Logstash grok pattern for nginx error dosen't work for all lines
I have a grok pattern for nginx error log:
(?<timestamp>%{YEAR}[./]%{MONTHNUM}[./]%{MONTHDAY} %{TIME}) \[%{LOGLEVEL:severity}\] %{POSINT:pid}#%{NUMBER:threadid}\: \*%{NUMBER:connectionid} %{GREEDYDATA:text}, client: %{IP:client}, server: %{GREEDYDATA:server}, request: \"(?:%{WORD:requesttype} %{NOTSPACE:request}(?: HTTP/%{NUMBER:httpversion}))\"(, upstream: "%{GREEDYDATA:upstream}\")?, host: "%{DATA:host}\"(, referrer: \"%{GREEDYDATA:referrer}\")?
And I have this kind of errors
2022/01/17 08:23:39 [error] 8#8: *0000016 this is my error message, client: 1.2.3.4, server: my.server.name, request: "GET /my/url/ HTTP/1.1", upstream: "http://upstream.server.name", host: "my.server.name", referrer: "https://referrer.server.name/"
2022/01/17 12:30:41 [error] 8#8: *0000016 access forbidden by rule, client: 1.2.3.4, server: my.server.name, request: "GET / HTTP/2.0", host: "my.server.name"
2022/01/17 08:23:39 [error] 8#8: *0000016 could not be resolved
For testing I'm using grokconstructor in appspot and my grok pattern works great for first two lines, but I can't make it works for the last line:
What pattern will work for all three lines?
this would work:
(?<timestamp>%{YEAR}[./]%{MONTHNUM}[./]%{MONTHDAY} %{TIME}) \[%{LOGLEVEL:severity}\] %{POSINT:pid}#%{NUMBER:threadid}\: \*%{NUMBER:connectionid} %{DATA:text}(, client: %{IP:client}, server: %{GREEDYDATA:server}, request: \"(?:%{WORD:requesttype} %{NOTSPACE:request}(?: HTTP/%{NUMBER:httpversion}))\"(, upstream: "%{GREEDYDATA:upstream}\")?, host: "%{DATA:host}\"(, referrer: \"%{GREEDYDATA:referrer}\")?)?$.
The last part is made optional with ()?
.
Just a note, for the key-value pairs at the end of the first two lines, you should use the kv plugin instead of doing it in grok.

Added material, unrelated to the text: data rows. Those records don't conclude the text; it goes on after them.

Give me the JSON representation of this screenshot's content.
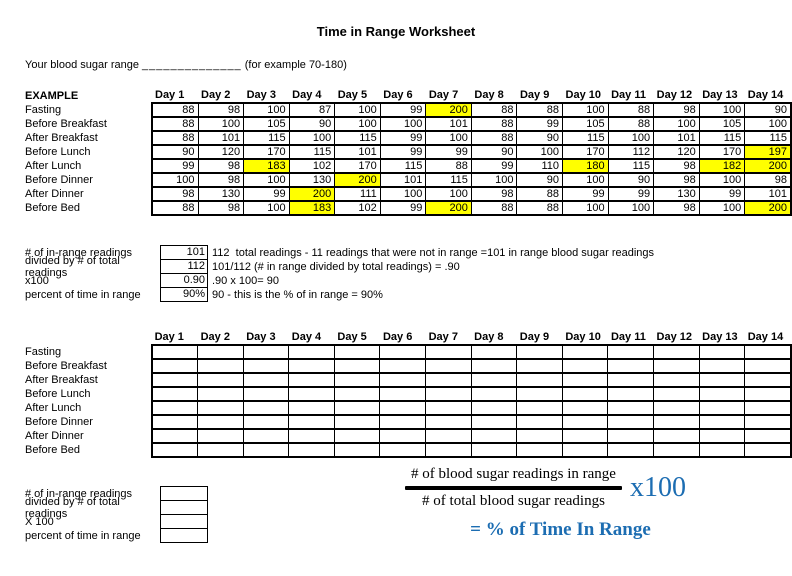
{
  "title": "Time in Range Worksheet",
  "range_line": {
    "prefix": "Your blood sugar range",
    "blank": "______________",
    "suffix": "(for example 70-180)"
  },
  "day_headers": [
    "Day 1",
    "Day 2",
    "Day 3",
    "Day 4",
    "Day 5",
    "Day 6",
    "Day 7",
    "Day 8",
    "Day 9",
    "Day 10",
    "Day 11",
    "Day 12",
    "Day 13",
    "Day 14"
  ],
  "row_labels": [
    "Fasting",
    "Before Breakfast",
    "After Breakfast",
    "Before Lunch",
    "After Lunch",
    "Before Dinner",
    "After Dinner",
    "Before Bed"
  ],
  "example_table": {
    "header": "EXAMPLE",
    "rows": [
      {
        "label": "Fasting",
        "values": [
          88,
          98,
          100,
          87,
          100,
          99,
          200,
          88,
          88,
          100,
          88,
          98,
          100,
          90
        ],
        "highlighted": [
          6
        ]
      },
      {
        "label": "Before Breakfast",
        "values": [
          88,
          100,
          105,
          90,
          100,
          100,
          101,
          88,
          99,
          105,
          88,
          100,
          105,
          100
        ],
        "highlighted": []
      },
      {
        "label": "After Breakfast",
        "values": [
          88,
          101,
          115,
          100,
          115,
          99,
          100,
          88,
          90,
          115,
          100,
          101,
          115,
          115
        ],
        "highlighted": []
      },
      {
        "label": "Before Lunch",
        "values": [
          90,
          120,
          170,
          115,
          101,
          99,
          99,
          90,
          100,
          170,
          112,
          120,
          170,
          197
        ],
        "highlighted": [
          13
        ]
      },
      {
        "label": "After Lunch",
        "values": [
          99,
          98,
          183,
          102,
          170,
          115,
          88,
          99,
          110,
          180,
          115,
          98,
          182,
          200
        ],
        "highlighted": [
          2,
          9,
          12,
          13
        ]
      },
      {
        "label": "Before Dinner",
        "values": [
          100,
          98,
          100,
          130,
          200,
          101,
          115,
          100,
          90,
          100,
          90,
          98,
          100,
          98
        ],
        "highlighted": [
          4
        ]
      },
      {
        "label": "After Dinner",
        "values": [
          98,
          130,
          99,
          200,
          111,
          100,
          100,
          98,
          88,
          99,
          99,
          130,
          99,
          101
        ],
        "highlighted": [
          3
        ]
      },
      {
        "label": "Before Bed",
        "values": [
          88,
          98,
          100,
          183,
          102,
          99,
          200,
          88,
          88,
          100,
          100,
          98,
          100,
          200
        ],
        "highlighted": [
          3,
          6,
          13
        ]
      }
    ]
  },
  "example_calc": {
    "rows": [
      {
        "label": "# of in-range readings",
        "value": "101",
        "note": "112  total readings - 11 readings that were not in range =101 in range blood sugar readings"
      },
      {
        "label": "divided by # of total readings",
        "value": "112",
        "note": "101/112 (# in range divided by total readings) = .90"
      },
      {
        "label": "x100",
        "value": "0.90",
        "note": ".90 x 100= 90"
      },
      {
        "label": "percent of time in range",
        "value": "90%",
        "note": "90 - this is the % of in range = 90%"
      }
    ]
  },
  "blank_calc": {
    "rows": [
      {
        "label": "# of in-range readings",
        "value": "",
        "note": ""
      },
      {
        "label": "divided by # of total readings",
        "value": "",
        "note": ""
      },
      {
        "label": "X 100",
        "value": "",
        "note": ""
      },
      {
        "label": "percent of time in range",
        "value": "",
        "note": ""
      }
    ]
  },
  "formula": {
    "numerator": "# of blood sugar readings in range",
    "denominator": "# of total blood sugar readings",
    "multiplier": "x100",
    "result": "= % of Time In Range"
  },
  "colors": {
    "highlight": "#FFFF00",
    "formula_blue": "#1C6DB2",
    "border": "#000000"
  }
}
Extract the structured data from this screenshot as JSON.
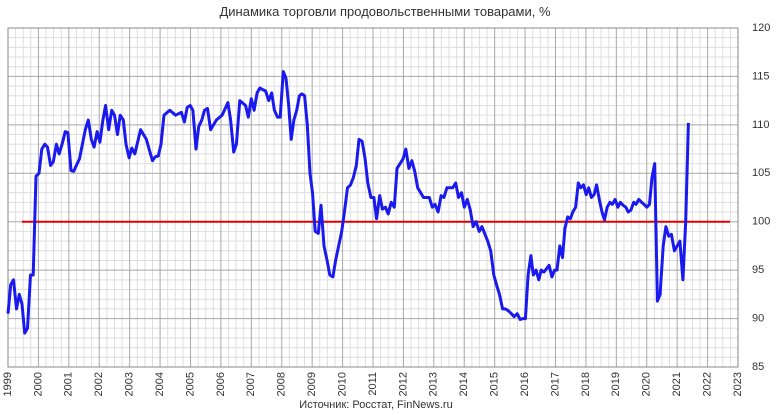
{
  "chart_data": {
    "type": "line",
    "title": "Динамика торговли продовольственными товарами, %",
    "source": "Источник: Росстат, FinNews.ru",
    "xlim": [
      1999,
      2023
    ],
    "xticks": [
      1999,
      2000,
      2001,
      2002,
      2003,
      2004,
      2005,
      2006,
      2007,
      2008,
      2009,
      2010,
      2011,
      2012,
      2013,
      2014,
      2015,
      2016,
      2017,
      2018,
      2019,
      2020,
      2021,
      2022,
      2023
    ],
    "ylim": [
      85,
      120
    ],
    "yticks": [
      85,
      90,
      95,
      100,
      105,
      110,
      115,
      120
    ],
    "grid": true,
    "reference_line": {
      "value": 100,
      "color": "#e00000"
    },
    "series": [
      {
        "name": "Динамика",
        "color": "#1a1aef",
        "x": [
          1999.0,
          1999.09,
          1999.18,
          1999.28,
          1999.37,
          1999.46,
          1999.55,
          1999.64,
          1999.74,
          1999.83,
          1999.92,
          2000.02,
          2000.11,
          2000.21,
          2000.3,
          2000.4,
          2000.49,
          2000.59,
          2000.68,
          2000.78,
          2000.88,
          2000.97,
          2001.07,
          2001.16,
          2001.35,
          2001.54,
          2001.64,
          2001.74,
          2001.83,
          2001.93,
          2002.02,
          2002.12,
          2002.21,
          2002.31,
          2002.41,
          2002.5,
          2002.6,
          2002.69,
          2002.79,
          2002.88,
          2002.98,
          2003.07,
          2003.17,
          2003.36,
          2003.55,
          2003.64,
          2003.75,
          2003.84,
          2003.94,
          2004.03,
          2004.13,
          2004.32,
          2004.51,
          2004.7,
          2004.8,
          2004.89,
          2004.99,
          2005.08,
          2005.18,
          2005.27,
          2005.37,
          2005.46,
          2005.56,
          2005.66,
          2005.85,
          2006.04,
          2006.23,
          2006.32,
          2006.42,
          2006.51,
          2006.62,
          2006.81,
          2006.9,
          2007.0,
          2007.09,
          2007.19,
          2007.28,
          2007.47,
          2007.57,
          2007.67,
          2007.76,
          2007.86,
          2007.95,
          2008.05,
          2008.14,
          2008.23,
          2008.31,
          2008.4,
          2008.49,
          2008.58,
          2008.66,
          2008.75,
          2008.84,
          2008.93,
          2009.01,
          2009.1,
          2009.2,
          2009.29,
          2009.39,
          2009.49,
          2009.58,
          2009.68,
          2009.77,
          2009.97,
          2010.06,
          2010.16,
          2010.26,
          2010.35,
          2010.45,
          2010.54,
          2010.64,
          2010.74,
          2010.83,
          2010.93,
          2011.03,
          2011.12,
          2011.22,
          2011.31,
          2011.41,
          2011.5,
          2011.6,
          2011.7,
          2011.79,
          2011.89,
          2011.99,
          2012.08,
          2012.18,
          2012.28,
          2012.37,
          2012.47,
          2012.66,
          2012.85,
          2012.95,
          2013.04,
          2013.14,
          2013.24,
          2013.33,
          2013.43,
          2013.62,
          2013.72,
          2013.81,
          2013.91,
          2014.0,
          2014.1,
          2014.2,
          2014.29,
          2014.39,
          2014.49,
          2014.58,
          2014.77,
          2014.87,
          2014.97,
          2015.06,
          2015.16,
          2015.26,
          2015.35,
          2015.45,
          2015.55,
          2015.64,
          2015.74,
          2015.84,
          2015.93,
          2016.01,
          2016.1,
          2016.19,
          2016.27,
          2016.36,
          2016.45,
          2016.53,
          2016.62,
          2016.79,
          2016.88,
          2016.97,
          2017.05,
          2017.14,
          2017.23,
          2017.31,
          2017.4,
          2017.49,
          2017.57,
          2017.66,
          2017.75,
          2017.83,
          2017.92,
          2018.01,
          2018.09,
          2018.18,
          2018.27,
          2018.35,
          2018.44,
          2018.53,
          2018.61,
          2018.7,
          2018.79,
          2018.87,
          2018.96,
          2019.05,
          2019.13,
          2019.22,
          2019.31,
          2019.39,
          2019.48,
          2019.57,
          2019.65,
          2019.74,
          2019.83,
          2019.91,
          2020.0,
          2020.09,
          2020.17,
          2020.26,
          2020.35,
          2020.44,
          2020.54,
          2020.63,
          2020.72,
          2020.81,
          2020.91,
          2021.0,
          2021.09,
          2021.19,
          2021.28,
          2021.37
        ],
        "values": [
          90.5,
          93.5,
          94,
          91,
          92.5,
          91.5,
          88.5,
          89,
          94.5,
          94.5,
          104.7,
          105,
          107.5,
          108,
          107.7,
          105.8,
          106.2,
          108,
          107,
          108,
          109.3,
          109.2,
          105.3,
          105.2,
          106.5,
          109.5,
          110.5,
          108.5,
          107.7,
          109.3,
          108.2,
          110.5,
          112,
          109.5,
          111.5,
          111,
          109,
          111,
          110.5,
          108,
          106.6,
          107.6,
          107,
          109.5,
          108.5,
          107.5,
          106.3,
          106.7,
          106.8,
          108,
          111,
          111.5,
          111,
          111.3,
          110.3,
          111.8,
          112,
          111.5,
          107.5,
          109.8,
          110.5,
          111.5,
          111.7,
          109.5,
          110.5,
          111,
          112.3,
          110.5,
          107.2,
          108,
          112.5,
          112,
          110.8,
          112.7,
          111.5,
          113.3,
          113.8,
          113.5,
          112.5,
          113.3,
          111.5,
          110.8,
          110.8,
          115.5,
          114.8,
          112,
          108.5,
          110.5,
          111.5,
          113,
          113.2,
          113,
          110,
          105,
          103,
          99,
          98.8,
          101.7,
          97.5,
          96,
          94.5,
          94.3,
          96,
          99,
          101,
          103.5,
          103.8,
          104.5,
          105.8,
          108.5,
          108.3,
          106.5,
          104,
          102.5,
          102.5,
          100.3,
          102.7,
          101.3,
          101.5,
          100.8,
          102,
          101.5,
          105.5,
          106,
          106.5,
          107.5,
          105.5,
          106.3,
          105.2,
          103.5,
          102.5,
          102.5,
          101.5,
          101.8,
          101,
          102.7,
          102.5,
          103.5,
          103.5,
          104,
          102.5,
          103,
          101.5,
          102.3,
          101.2,
          99.5,
          100,
          99,
          99.5,
          98,
          97,
          94.5,
          93.5,
          92.5,
          91,
          91,
          90.8,
          90.5,
          90.2,
          90.5,
          89.9,
          90,
          90,
          94.5,
          96.5,
          94.5,
          95,
          94,
          95,
          94.8,
          95.5,
          94.3,
          95,
          95,
          97.5,
          96.3,
          99.3,
          100.5,
          100.3,
          101,
          101.5,
          104,
          103.5,
          103.8,
          102.8,
          103.5,
          102.5,
          102.8,
          103.8,
          102.3,
          101,
          100.2,
          101.5,
          102,
          101.8,
          102.3,
          101.5,
          102,
          101.7,
          101.5,
          101,
          101.2,
          102,
          101.8,
          102.3,
          102,
          101.8,
          101.5,
          101.8,
          104.5,
          106,
          91.8,
          92.5,
          97.5,
          99.5,
          98.5,
          98.7,
          97,
          97.5,
          98,
          94,
          100,
          110.2
        ]
      }
    ]
  }
}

So store that part using the grok filter in a temporary field like this:
(?<timestamp>%{YEAR}[./]%{MONTHNUM}[./]%{MONTHDAY} %{TIME}) \[%{LOGLEVEL:severity}\] %{POSINT:pid}#%{NUMBER:threadid}\: \*%{NUMBER:connectionid} %{DATA:text}(, %{GREEDYDATA:kv_value})?$
And then you use the kv filter on kv_value:
kv {
field_split => " ,"
value_spliy => ": "
trim_value => "\""
source => "kv_value"
}
In both cases, don't forget the $
at the end of the grok pattern, as it will fail to work properly without.